Autore: Redazione
23/06/2017

I video non sono tutti uguali: quali sono le differenze tra contenuti online e tv? Se n'è discusso ai Cannes Lions 2017

Attraverso diversi elementi è possibile mantenere elevata la concentrazione dell’utente quando guarda un filmato da mobile, in modo da condurlo a completare la view. La distribuzione è un altro fattore da tenere a mente

I video non sono tutti uguali: quali sono le differenze tra contenuti online e tv? Se n'è discusso ai Cannes Lions 2017

dal nostro inviato a CANNES, Francesco Lattanzio

Content is the king è un mantra che non accenna a tramontare, ma il trono su cui questo re si siede sta cambiando. Il consumo dei video televisivi avviene per il 41% da mobile, un device che necessita di una produzione ad hoc perché le dinamiche di utilizzo e le modalità di fruizione sono molto diverse dal piccolo schermo. La diffusione dello stesso filmato sui diversi media può avere effetti molto diversi e quindi i produttori devono utilizzare approcci diversi quando pensano al concept e al suo sviluppo.
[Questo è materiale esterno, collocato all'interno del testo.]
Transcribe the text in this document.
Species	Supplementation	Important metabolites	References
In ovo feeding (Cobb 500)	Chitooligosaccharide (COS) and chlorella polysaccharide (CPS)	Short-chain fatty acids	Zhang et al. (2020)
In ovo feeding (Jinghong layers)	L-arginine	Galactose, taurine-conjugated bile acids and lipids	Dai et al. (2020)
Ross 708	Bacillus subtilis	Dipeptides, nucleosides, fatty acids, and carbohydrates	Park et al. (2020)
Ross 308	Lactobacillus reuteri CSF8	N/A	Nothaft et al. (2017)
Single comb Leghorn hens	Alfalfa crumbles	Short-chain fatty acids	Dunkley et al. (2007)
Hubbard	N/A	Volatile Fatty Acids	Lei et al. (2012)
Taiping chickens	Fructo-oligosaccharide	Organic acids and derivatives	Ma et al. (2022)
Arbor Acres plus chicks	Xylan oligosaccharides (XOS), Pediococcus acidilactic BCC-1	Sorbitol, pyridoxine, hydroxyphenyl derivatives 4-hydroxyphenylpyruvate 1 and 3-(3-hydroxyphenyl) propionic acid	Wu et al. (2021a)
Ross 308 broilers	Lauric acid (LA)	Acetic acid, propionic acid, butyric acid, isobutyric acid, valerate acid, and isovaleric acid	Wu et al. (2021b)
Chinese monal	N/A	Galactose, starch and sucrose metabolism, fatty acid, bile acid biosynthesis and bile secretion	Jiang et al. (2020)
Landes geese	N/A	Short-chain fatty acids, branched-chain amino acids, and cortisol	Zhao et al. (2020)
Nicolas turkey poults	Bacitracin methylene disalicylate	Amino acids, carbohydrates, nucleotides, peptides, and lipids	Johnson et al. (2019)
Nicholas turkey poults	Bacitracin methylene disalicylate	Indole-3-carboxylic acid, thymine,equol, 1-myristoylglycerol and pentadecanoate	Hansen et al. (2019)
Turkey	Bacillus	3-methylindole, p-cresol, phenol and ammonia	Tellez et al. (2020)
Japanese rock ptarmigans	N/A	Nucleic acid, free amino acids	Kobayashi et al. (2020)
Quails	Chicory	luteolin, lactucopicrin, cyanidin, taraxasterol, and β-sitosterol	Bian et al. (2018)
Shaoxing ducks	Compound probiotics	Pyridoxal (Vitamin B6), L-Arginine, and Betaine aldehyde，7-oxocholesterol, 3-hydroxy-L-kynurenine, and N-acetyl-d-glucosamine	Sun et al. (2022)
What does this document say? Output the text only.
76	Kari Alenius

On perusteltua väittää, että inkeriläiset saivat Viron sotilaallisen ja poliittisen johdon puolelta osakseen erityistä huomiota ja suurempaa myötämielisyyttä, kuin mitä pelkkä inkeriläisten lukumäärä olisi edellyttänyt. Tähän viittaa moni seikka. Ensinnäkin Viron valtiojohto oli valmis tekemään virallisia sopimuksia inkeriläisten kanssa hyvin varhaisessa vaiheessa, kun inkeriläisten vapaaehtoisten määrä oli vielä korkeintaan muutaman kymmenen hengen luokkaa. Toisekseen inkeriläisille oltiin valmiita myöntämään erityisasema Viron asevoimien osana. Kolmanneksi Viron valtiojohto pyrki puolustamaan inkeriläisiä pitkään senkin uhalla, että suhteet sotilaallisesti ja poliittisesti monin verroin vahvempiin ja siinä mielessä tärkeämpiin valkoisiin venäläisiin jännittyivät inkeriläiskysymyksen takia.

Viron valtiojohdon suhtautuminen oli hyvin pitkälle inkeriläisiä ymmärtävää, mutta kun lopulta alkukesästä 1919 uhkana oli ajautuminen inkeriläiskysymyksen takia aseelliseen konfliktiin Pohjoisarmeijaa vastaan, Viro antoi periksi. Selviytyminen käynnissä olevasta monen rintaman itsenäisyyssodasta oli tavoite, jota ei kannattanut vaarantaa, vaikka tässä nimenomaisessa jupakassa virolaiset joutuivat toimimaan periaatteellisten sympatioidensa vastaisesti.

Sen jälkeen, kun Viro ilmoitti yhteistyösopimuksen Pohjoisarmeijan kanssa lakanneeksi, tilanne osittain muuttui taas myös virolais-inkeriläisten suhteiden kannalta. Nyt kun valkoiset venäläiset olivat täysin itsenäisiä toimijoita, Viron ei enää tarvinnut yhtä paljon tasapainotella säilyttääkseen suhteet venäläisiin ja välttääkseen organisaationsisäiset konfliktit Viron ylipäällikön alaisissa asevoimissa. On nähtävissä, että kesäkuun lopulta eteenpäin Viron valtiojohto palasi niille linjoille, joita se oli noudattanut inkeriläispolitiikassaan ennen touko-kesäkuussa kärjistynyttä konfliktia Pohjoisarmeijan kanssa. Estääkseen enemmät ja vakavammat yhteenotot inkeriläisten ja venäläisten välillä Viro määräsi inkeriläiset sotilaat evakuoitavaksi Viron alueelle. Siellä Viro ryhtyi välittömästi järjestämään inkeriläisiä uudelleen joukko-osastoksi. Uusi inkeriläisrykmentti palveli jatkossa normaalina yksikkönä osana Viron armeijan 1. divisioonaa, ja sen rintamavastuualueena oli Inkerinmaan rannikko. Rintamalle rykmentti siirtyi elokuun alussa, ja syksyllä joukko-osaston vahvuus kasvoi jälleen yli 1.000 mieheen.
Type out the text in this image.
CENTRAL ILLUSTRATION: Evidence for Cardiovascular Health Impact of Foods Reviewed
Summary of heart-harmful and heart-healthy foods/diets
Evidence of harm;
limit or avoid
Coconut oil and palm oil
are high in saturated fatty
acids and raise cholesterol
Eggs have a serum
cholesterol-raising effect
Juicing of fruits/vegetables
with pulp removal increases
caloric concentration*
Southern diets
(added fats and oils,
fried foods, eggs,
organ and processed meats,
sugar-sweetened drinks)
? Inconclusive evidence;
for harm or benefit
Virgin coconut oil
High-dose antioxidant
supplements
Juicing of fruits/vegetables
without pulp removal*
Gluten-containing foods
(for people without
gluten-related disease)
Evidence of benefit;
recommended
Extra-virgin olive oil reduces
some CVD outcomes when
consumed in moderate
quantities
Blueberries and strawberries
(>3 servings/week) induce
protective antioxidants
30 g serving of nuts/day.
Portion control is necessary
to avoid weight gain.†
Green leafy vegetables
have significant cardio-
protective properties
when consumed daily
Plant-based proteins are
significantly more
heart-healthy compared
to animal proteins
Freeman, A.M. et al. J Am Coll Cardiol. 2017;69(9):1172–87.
Gli elementi del video: televisione vs. digital

La lunghezza è stata sempre indicata come un fattore differenziante tra i video online e quelli della tv lineare. Il fruitore medio dei primi spesso cerca contenuti corti e di rapida fruizione perché si trova in mobilità o perché ha poco tempo. Questo ha aspettative diverse dallo spettatore televisivo, e per soddisfarle ci si può avvalere dell’aiuto di elementi esterni allo storytelling utili a mantenere l’utente concentrato fino alla fine del contenuto. «I concept e i materiali che applichiamo alla costruzione di un video dipendono dalla piattaforma. Abbiamo declinato alcune serie create per il digitale anche in tv, ma ci siamo resi conto che non sono molto adatte. Utilizziamo un approccio specifico per ogni piattaforma, ovvero quando ci troviamo a sviluppare un contenuto partiamo dalle caratteristiche della destinazione dove verrà diffuso. Un filmato creato per YouTube non è uguale a uno che utilizzeremo su Facebook», spiega Dawn Ostroff, presidente di Condé Nast Entertainment, in una conferenza nel Palais dove si stanno assegnando i Cannes Lions. «In un video digitale non bisogna solo pensare alla storia da raccontare, ma anche a elementi capaci di catturare l’attenzione dell’utente minuto dopo minuto. Il pubblico televisivo è mediamente più vecchio di quello digitale, e per arrivare a quest’ultimo servono modi di girare e di fare storytelling particolari», continua Ostroff. «I giovani hanno più coraggio nel provare e nell’utilizzare tecnologie nuove», aggiunge Russell Simmons, storico fondatore della Def Jam e di All Def Digital, che tra le altre cose produce contenuti per YouTube Red.

La distribuzione

La differenza sta negli elementi con cui costruire i contenuti, ma anche nella distribuzione. Se la televisione raggiunge audience molto vaste, imponendo, nonostante l’esistenza dei canali tematici, una produzione a largo raggio, il digitale ha un’efficacia maggiore quando l’argomento viene diffuso nella piattaforma più adatta. «La distribuzione è la chiave. I network digitali sono allo stesso tempo stretti ed enormi: sono specifici, legati a un tema, ma non vogliono parlare a tutti. Si rivolgono invece a tutti gli interessati. Nonostante questo, i contenuti di qualità raggiungono audience molto vaste. Scegliere i canali giusti diventa quindi fondamentale», afferma Simmons. «I contenuti e le piattaforme che li ospitano devono essere sulla stessa lunghezza d’onda», conferma Ostroff.

Il fattore “rischio”

L’ambiente digitale ha una terza caratteristica che lo differenzia rispetto alla tv: il continuo cambiamento. «Tre mesi del mondo digitale corrispondono a due anni in quello tradizionale. I cambiamenti che avvengono in questo lasso di tempo sono così tanti da obbligare i produttori di contenuti a prendere dei rischi. Le informazioni sui viewer arrivano nell’immediato, e questo ci mette di fronte a un modo completamente nuovo di vedere i consumatori», dice Ostroff. La cartina tornasole per capire se il rischio è valso la candela sono i feedback. «Nel digital ci vuole un minuto per diventare virali, ed è con i feedback che si capisce se si è presa la giusta strada. Anche se l’audience non è subito enorme, da questi si può avere un’idea sul futuro successo del proprio contenuto. Bisogna prendere una strada e continuare a seguirla». È convinto Van Toffler, ceo e co-founder di Gunpowder & Sky.